Experimental psychology as a model?

Esa Itkonen eitkonen at utu.fi
Mon Apr 19 15:32:59 UTC 2010


Dear Dirk: It is interesting that you should mention the journals of experimental psychology as a model for linguists to imitate. Some of my best friends do experimental psycholinguistics, and for years I have been listening to what they have to say. Here it is, in a nutshell. Every major journal has its own very clearly defined profile. No psycholinguist who knows the ropes will ever submit an article to journal X that has not been calibrated to exactly meet the requirements of journal X. When they submit to journal Y, they recalibrate. Novices who do not know this, pay the price, but they learn quickly. This is the TRUTH, but there are always those who make anything to deny it. In this respect, I would say that the situation is better in linguistics.

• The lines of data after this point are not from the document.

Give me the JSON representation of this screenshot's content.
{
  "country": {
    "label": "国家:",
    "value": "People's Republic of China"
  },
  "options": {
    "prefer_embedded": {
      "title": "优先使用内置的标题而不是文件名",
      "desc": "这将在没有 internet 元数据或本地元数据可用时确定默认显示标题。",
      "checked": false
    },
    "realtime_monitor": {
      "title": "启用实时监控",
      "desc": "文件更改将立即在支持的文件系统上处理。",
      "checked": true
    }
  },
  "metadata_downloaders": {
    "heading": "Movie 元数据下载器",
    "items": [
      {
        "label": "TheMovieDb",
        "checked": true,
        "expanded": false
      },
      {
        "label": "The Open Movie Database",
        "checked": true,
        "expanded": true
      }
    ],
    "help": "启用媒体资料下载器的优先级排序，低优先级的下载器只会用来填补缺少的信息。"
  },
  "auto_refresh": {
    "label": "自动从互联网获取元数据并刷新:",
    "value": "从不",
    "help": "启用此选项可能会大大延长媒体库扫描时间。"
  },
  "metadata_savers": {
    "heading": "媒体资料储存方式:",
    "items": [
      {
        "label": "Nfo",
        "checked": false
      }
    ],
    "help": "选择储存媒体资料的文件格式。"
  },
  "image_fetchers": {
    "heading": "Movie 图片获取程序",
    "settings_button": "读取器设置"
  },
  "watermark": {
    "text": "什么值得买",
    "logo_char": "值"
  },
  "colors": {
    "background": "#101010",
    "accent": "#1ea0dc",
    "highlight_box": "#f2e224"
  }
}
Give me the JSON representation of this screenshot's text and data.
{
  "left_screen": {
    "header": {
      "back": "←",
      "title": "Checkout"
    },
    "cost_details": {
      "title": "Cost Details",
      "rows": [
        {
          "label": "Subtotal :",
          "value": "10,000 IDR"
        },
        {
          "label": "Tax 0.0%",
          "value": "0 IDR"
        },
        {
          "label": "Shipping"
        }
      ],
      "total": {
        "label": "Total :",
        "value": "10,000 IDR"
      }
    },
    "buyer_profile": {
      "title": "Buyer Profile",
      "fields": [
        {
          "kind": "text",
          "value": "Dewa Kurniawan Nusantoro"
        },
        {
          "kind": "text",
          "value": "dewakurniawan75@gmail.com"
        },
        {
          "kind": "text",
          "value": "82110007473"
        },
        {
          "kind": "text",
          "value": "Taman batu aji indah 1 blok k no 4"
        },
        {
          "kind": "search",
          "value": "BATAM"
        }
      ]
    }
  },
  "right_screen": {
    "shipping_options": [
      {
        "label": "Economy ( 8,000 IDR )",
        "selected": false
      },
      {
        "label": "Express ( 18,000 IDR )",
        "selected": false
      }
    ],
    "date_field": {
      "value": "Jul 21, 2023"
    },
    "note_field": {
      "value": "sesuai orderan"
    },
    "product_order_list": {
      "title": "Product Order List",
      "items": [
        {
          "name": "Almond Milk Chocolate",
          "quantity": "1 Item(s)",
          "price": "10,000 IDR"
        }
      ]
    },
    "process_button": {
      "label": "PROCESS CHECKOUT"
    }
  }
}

You are of course right that different people may have different views about what it means to prove that A, rather B, is the case. This is true often but not always. Suppose someone says e.g. that analogical relations among a set of sentences cannot be formalized; and suppose, furthermore, that it IS formalized (i.e. it is not just the case that it can be formalized but that it IS formalized); then every sane person accepts this as a proof (cf. Michael Kac's review in Studies in Language, Vol. 32:4).

There are those who do not practice what they preach, and then there are those who do. When acting as a referee, I have always accepted generativist articles if (as is mostly the case) they are of high quality by their own standards. If you (whoever you may be) dislike my mentioning this elementary fact, it is not in my power to appease you.